Ich verliere ausnahmsweise mal einen Würfelwurf. Markus, auch liebevoll „Krabbe“ genannt, ist bekannt dafür, in jeder zweiten Runde die fünf Extrazüge in Anspruch zu nehmen. Unsere Spiele hingegen dauern je etwa drei Minuten. Er beginnt mit einem Fiery Hellhound und einem Cyclops Gladiator, ich mit meiner Conundrum Sphinx. Er legt Shiv's Embrace auf den Gladiator, tötet im Angriff meine schöne Rare und ich bin in zwei Zügen tot. Spiel 2 läuft etwas hin und her, im fünften Zug legt er Berserkers of Blood Ridge, ich kann nichts dagegen unternehmen, er legt wieder die Drachenverzauberung drauf und fertig ist das Massaker.

Runde 5 – Damien Emmenegger – UW

Ich gewinne meinen ersten Würfelwurf des Turniers und freue mich schon wie ein kleines Honigkuchenpferd.
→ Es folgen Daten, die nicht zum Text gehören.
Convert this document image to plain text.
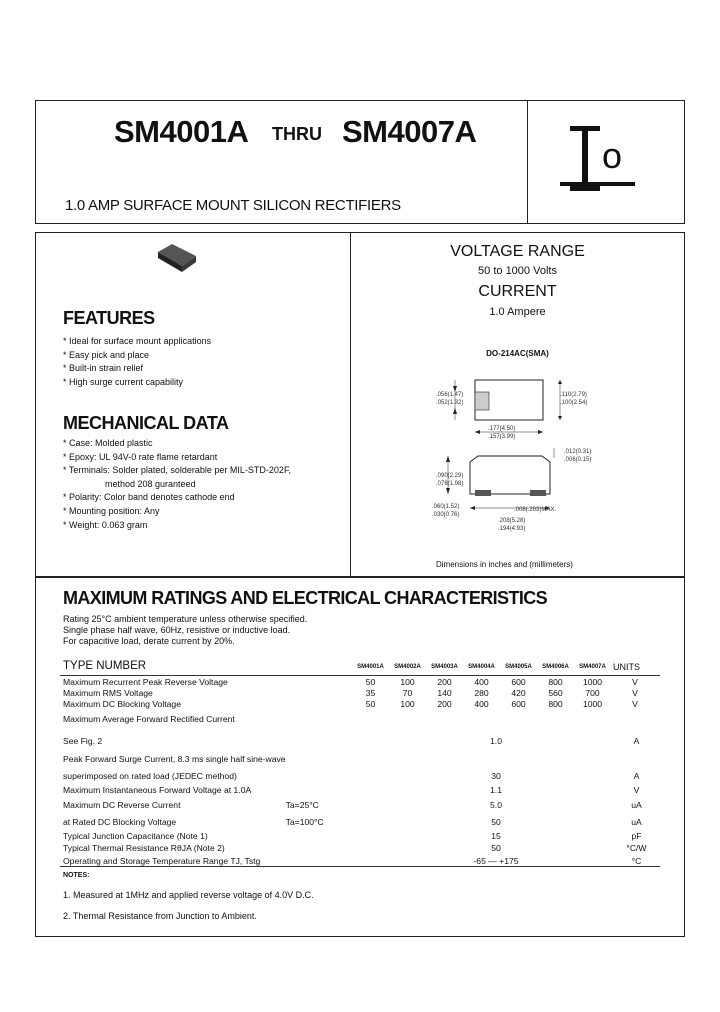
SM4001A THRU SM4007A
1.0 AMP SURFACE MOUNT SILICON RECTIFIERS
o
FEATURES
* Ideal for surface mount applications
* Easy pick and place
* Built-in strain relief
* High surge current capability
MECHANICAL DATA
* Case: Molded plastic
* Epoxy: UL 94V-0 rate flame retardant
* Terminals: Solder plated, solderable per MIL-STD-202F,
method 208 guranteed
* Polarity: Color band denotes cathode end
* Mounting position: Any
* Weight: 0.063 gram
VOLTAGE RANGE
50 to 1000 Volts
CURRENT
1.0 Ampere
DO-214AC(SMA)
.056(1.47)
.052(1.32)
.110(2.79)
.100(2.54)
.177(4.50)
.157(3.99)
.012(0.31)
.006(0.15)
.090(2.29)
.078(1.98)
.060(1.52)
.030(0.76)
.008(.203)MAX.
.208(5.28)
.194(4.93)
Dimensions in inches and (millimeters)
MAXIMUM RATINGS AND ELECTRICAL CHARACTERISTICS
Rating 25°C ambient temperature unless otherwise specified.
Single phase half wave, 60Hz, resistive or inductive load.
For capacitive load, derate current by 20%.
TYPE NUMBER	SM4001A	SM4002A	SM4003A	SM4004A	SM4005A	SM4006A	SM4007A UNITS
Maximum Recurrent Peak Reverse Voltage	50	100	200	400	600	800	1000	V
Maximum RMS Voltage	35	70	140	280	420	560	700	V
Maximum DC Blocking Voltage	50	100	200	400	600	800	1000	V
Maximum Average Forward Rectified Current			
See Fig. 2		1.0	A
Peak Forward Surge Current, 8.3 ms single half sine-wave			
superimposed on rated load (JEDEC method)		30	A
Maximum Instantaneous Forward Voltage at 1.0A		1.1	V
Maximum DC Reverse Current	Ta=25°C	5.0	uA
at Rated DC Blocking Voltage	Ta=100°C	50	uA
Typical Junction Capacitance (Note 1)		15	pF
Typical Thermal Resistance RθJA (Note 2)		50	°C/W
Operating and Storage Temperature Range TJ, Tstg		-65 — +175	°C
NOTES:
1. Measured at 1MHz and applied reverse voltage of 4.0V D.C.
2. Thermal Resistance from Junction to Ambient.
Die Freude vergeht jedoch schnell, als ich merke, dass er das Deck gedraftet hat, von dem ich hier schon den ganzen Artikel lang schwärme. Spiel 1 gewinne ich sogar fast noch, indem ich mein zweites, diesmal tödliches Corrupt ziehe, woraufhin er mir aber lässig das Redirect zeigt und mich im nächsten Zug umlegt. Im zweiten Spiel habe ich, obwohl er einen Mulligan nimmt, keinen Stich.

An Tagen wie diesen sollte man zu Hause bleiben und Starcraft 2 zocken.

Und das habe ich dann am Sonntag auch getan.
Ende gut, alles gut.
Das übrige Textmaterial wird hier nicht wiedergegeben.